IESR dan Ford Foundation Menyerukan Pemusatan Keadilan dalam Kemitraan Transisi Energi

Edo Mahendra, Kepala Sekretariat JETP Indonesia, saat menjadi pembicara dalam diskusi panel bertajuk 'Safeguarding the “Just” in Just Energy Transition Partnerships (JETP) and Other Emerging Climate Finance Models'. Foto: JETP Indonesia
Edo Mahendra, Kepala Sekretariat JETP Indonesia, saat menjadi pembicara dalam diskusi panel bertajuk 'Safeguarding the “Just” in Just Energy Transition Partnerships (JETP) and Other Emerging Climate Finance Models'. Foto: JETP Indonesia

TROPIS.CO, JAKARTA – Institute for Essential Services Reform (IESR) dan Ford Foundation di Indonesia menyerukan kepada pemerintah Indonesia tentang pentingnya mengedepankan prinsip keadilan dalam upaya transisi energi di Indonesia, khususnya pada kemitraan transisi energi berkeadilan atau Just Energy Transition Partnership (JETP).
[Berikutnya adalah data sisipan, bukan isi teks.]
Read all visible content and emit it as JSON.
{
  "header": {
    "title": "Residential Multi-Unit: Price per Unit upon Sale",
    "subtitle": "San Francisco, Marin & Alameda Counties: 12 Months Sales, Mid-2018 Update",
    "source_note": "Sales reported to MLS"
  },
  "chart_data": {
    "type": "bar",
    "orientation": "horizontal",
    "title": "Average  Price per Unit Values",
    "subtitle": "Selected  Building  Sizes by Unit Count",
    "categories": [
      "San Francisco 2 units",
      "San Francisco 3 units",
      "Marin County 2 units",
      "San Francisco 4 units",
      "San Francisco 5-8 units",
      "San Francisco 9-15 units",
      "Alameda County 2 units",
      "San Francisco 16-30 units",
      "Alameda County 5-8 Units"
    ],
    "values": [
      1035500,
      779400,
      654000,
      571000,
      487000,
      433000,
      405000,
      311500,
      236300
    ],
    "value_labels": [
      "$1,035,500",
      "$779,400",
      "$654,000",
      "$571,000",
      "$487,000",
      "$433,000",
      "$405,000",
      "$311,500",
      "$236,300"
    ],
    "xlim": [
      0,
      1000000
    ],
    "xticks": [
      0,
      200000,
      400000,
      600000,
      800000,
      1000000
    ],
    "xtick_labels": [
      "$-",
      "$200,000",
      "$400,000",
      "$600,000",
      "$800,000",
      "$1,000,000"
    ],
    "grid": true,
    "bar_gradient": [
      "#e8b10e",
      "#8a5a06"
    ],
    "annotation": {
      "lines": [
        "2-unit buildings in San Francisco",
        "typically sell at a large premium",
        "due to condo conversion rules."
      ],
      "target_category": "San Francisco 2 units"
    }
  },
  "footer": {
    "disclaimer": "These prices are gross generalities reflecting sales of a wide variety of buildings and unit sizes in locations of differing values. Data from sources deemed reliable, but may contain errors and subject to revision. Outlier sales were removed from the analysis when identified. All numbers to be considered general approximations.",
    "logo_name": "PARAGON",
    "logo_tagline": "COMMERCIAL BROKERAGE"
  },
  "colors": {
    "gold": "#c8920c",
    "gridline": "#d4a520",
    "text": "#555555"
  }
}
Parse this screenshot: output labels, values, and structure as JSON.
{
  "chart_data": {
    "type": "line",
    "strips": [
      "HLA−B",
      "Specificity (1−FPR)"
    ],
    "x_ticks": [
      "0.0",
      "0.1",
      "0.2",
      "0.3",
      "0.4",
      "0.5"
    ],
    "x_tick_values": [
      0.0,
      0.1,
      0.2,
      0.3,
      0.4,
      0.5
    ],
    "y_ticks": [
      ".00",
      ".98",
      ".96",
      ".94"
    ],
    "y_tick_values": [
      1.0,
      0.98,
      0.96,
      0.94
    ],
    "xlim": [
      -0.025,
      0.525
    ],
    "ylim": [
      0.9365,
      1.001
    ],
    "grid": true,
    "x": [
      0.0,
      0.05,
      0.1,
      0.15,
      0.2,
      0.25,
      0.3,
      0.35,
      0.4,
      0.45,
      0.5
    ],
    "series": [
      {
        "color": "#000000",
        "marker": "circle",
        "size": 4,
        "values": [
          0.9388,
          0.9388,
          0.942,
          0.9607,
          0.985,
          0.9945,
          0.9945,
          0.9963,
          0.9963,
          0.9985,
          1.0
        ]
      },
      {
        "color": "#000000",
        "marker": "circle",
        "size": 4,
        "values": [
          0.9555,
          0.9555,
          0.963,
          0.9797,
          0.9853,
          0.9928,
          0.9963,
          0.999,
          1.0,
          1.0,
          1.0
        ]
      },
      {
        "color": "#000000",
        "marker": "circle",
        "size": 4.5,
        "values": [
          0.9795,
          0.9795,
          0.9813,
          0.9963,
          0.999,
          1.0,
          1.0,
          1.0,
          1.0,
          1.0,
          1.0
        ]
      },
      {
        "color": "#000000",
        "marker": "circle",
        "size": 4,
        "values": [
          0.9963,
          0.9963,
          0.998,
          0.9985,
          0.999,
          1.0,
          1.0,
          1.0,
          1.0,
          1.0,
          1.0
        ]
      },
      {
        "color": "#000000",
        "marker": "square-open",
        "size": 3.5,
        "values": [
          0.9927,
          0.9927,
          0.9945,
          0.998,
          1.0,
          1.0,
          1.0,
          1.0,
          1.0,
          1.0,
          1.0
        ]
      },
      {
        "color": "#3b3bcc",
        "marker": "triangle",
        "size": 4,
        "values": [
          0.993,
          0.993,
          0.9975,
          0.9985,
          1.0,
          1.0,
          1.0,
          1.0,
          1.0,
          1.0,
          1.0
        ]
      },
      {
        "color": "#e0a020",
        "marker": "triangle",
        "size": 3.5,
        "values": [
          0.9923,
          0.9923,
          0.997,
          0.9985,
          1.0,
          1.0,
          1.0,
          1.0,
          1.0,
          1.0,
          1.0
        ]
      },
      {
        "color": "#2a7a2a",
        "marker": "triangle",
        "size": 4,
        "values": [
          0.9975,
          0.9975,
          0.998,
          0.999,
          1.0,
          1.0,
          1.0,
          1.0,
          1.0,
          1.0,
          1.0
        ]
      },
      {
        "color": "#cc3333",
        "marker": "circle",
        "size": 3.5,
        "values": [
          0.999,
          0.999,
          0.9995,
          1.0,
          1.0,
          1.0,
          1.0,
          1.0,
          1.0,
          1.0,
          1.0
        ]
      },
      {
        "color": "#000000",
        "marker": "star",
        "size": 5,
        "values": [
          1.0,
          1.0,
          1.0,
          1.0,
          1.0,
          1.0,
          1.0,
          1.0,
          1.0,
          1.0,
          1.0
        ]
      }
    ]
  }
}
JETP adalah mekanisme pembiayaan inovatif yang bertujuan untuk mempercepat transisi energi yang dipimpin negara dari bahan bakar fosil, termasuk batubara, ke sumber energi terbarukan.

JETP pada dasarnya menghubungkan paket keuangan yang terdiri dari pembiayaan konsesi (pinjaman lunak) dan hibah dari negara-negara donor, dengan inisiatif transisi energi di negara-negara Selatan.

Dalam laporan yang diluncurkan secara digital oleh IESR dan Ford Foundation hari ini, disebutkan bahwa pendanaan JETP yang dijanjikan tidak cukup untuk menutupi biaya seluruh proses transisi.

Baca juga: Perubahan Iklim dan Polusi Tuntut Politik Hijau

Sebaliknya, dana ini berfungsi sebagai pendanaan awal untuk mengkatalisasi dan memobilisasi sumber pendanaan lainnya.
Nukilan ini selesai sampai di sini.